CIO: Repsol begann seine digitale Transformation vor fünf Jahren mit dem Plan, das Unternehmen technisch zu modernisieren und die Herausforderungen der Energiewende und der Nachhaltigkeit zu bewältigen. Haben Sie Ihre Ziele erreicht?
Puertas: Die Bilanz ist auf jeden Fall positiv. Ein Schlüssel zum Erfolg war es, die verschiedenen Unternehmensbereiche gleichermaßen in den Mittelpunkt unseres Umbaus zu stellen. Es handelte sich nicht um eine Aufgabe, die nur von einem Bereich oder einer Funktion gesteuert werden kann. Wir sind eine großer Konzern mit verschiedenen Geschäftsfeldern, und wir haben es geschafft, die Digitalisierung in allen Bereichen anzugehen, ohne jemanden zurückzulassen.
Die Verbraucher und auch die Gesellschaft im Allgemeinen nehmen Repsol inzwischen verstärkt als Technologieunternehmen wahr. Unsere Produkte und digitalen Ressourcen sind im Markt präsent.

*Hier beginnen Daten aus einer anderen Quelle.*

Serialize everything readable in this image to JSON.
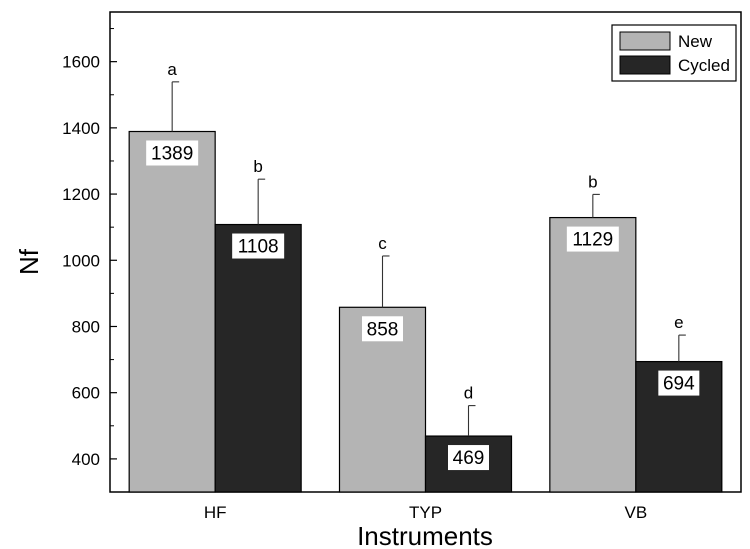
{
  "chart_data": {
    "type": "bar",
    "categories": [
      "HF",
      "TYP",
      "VB"
    ],
    "xlabel": "Instruments",
    "ylabel": "Nf",
    "ylim": [
      300,
      1750
    ],
    "yticks": [
      400,
      600,
      800,
      1000,
      1200,
      1400,
      1600
    ],
    "grid": false,
    "legend_position": "top-right",
    "series": [
      {
        "name": "New",
        "color": "#b4b4b4",
        "values": [
          1389,
          858,
          1129
        ],
        "error": [
          150,
          155,
          70
        ],
        "labels": [
          "1389",
          "858",
          "1129"
        ],
        "significance": [
          "a",
          "c",
          "b"
        ]
      },
      {
        "name": "Cycled",
        "color": "#262626",
        "values": [
          1108,
          469,
          694
        ],
        "error": [
          137,
          92,
          80
        ],
        "labels": [
          "1108",
          "469",
          "694"
        ],
        "significance": [
          "b",
          "d",
          "e"
        ]
      }
    ]
  }
}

Wir sind so zufrieden mit den Ergebnissen, dass wir nun eine zweite Welle starten wollen, um die Digitalisierung des Unternehmens auf die nächste Stufe zu heben.
CIO: Was planen Sie dafür?
Puertas: Die offizielle Ankündigung wird wahrscheinlich bis Ende des Jahres erfolgen, der neue Plan reicht dann von 2023 bis 2025. Es wird keinen radikalen Bruch zwischen der ersten und der zweiten Digitalisierungswelle geben. Unsere Plattformen werden wie bisher laufen, aber wir werden sie weiterentwickeln.
CIO: Wieviel haben Sie in ihre bisherige Digitalstrategie investiert und was werden Sie für die Fortsetzung ausgeben?
Puertas: In den vergangenen fünf Jahren haben wir im Durchschnitt zwischen 100 und 120 Millionen Euro pro Jahr in unsere digitale Transformation gesteckt. Wir erwarten, dass wir in der nächsten Welle einen ähnlichen Betrag investieren. Es war eine außergewöhnlich rentable Investition, sie hat sich in weniger als einem Jahr amortisiert.
CIO: Sie haben von Plattformen gesprochen. Ich nehme an, eine davon ist ARiA, die für Big Data/Analytics-Zwecke konzipiert wurde. Sie haben ARiA einmal als das "digitale Gehirn" von Repsol bezeichnet …
Puertas: Ja, so ist es. Eines unserer Hauptprinzipien im Transformationsprozess ist es, Repsol zu einem datengesteuerten Unternehmen zu machen. Das erfordert im Wesentlichen drei Dinge: All unsere Unternehmen und Bereiche müssen den Wert und die Rolle der künstlichen Intelligenz (KI) für ihre Strategien verstehen. Dafür brauchen wir Use Cases. Wir haben inzwischen mehr als 350 Anwendungsfälle identifiziert, die wir durch Hackathons vorantreiben.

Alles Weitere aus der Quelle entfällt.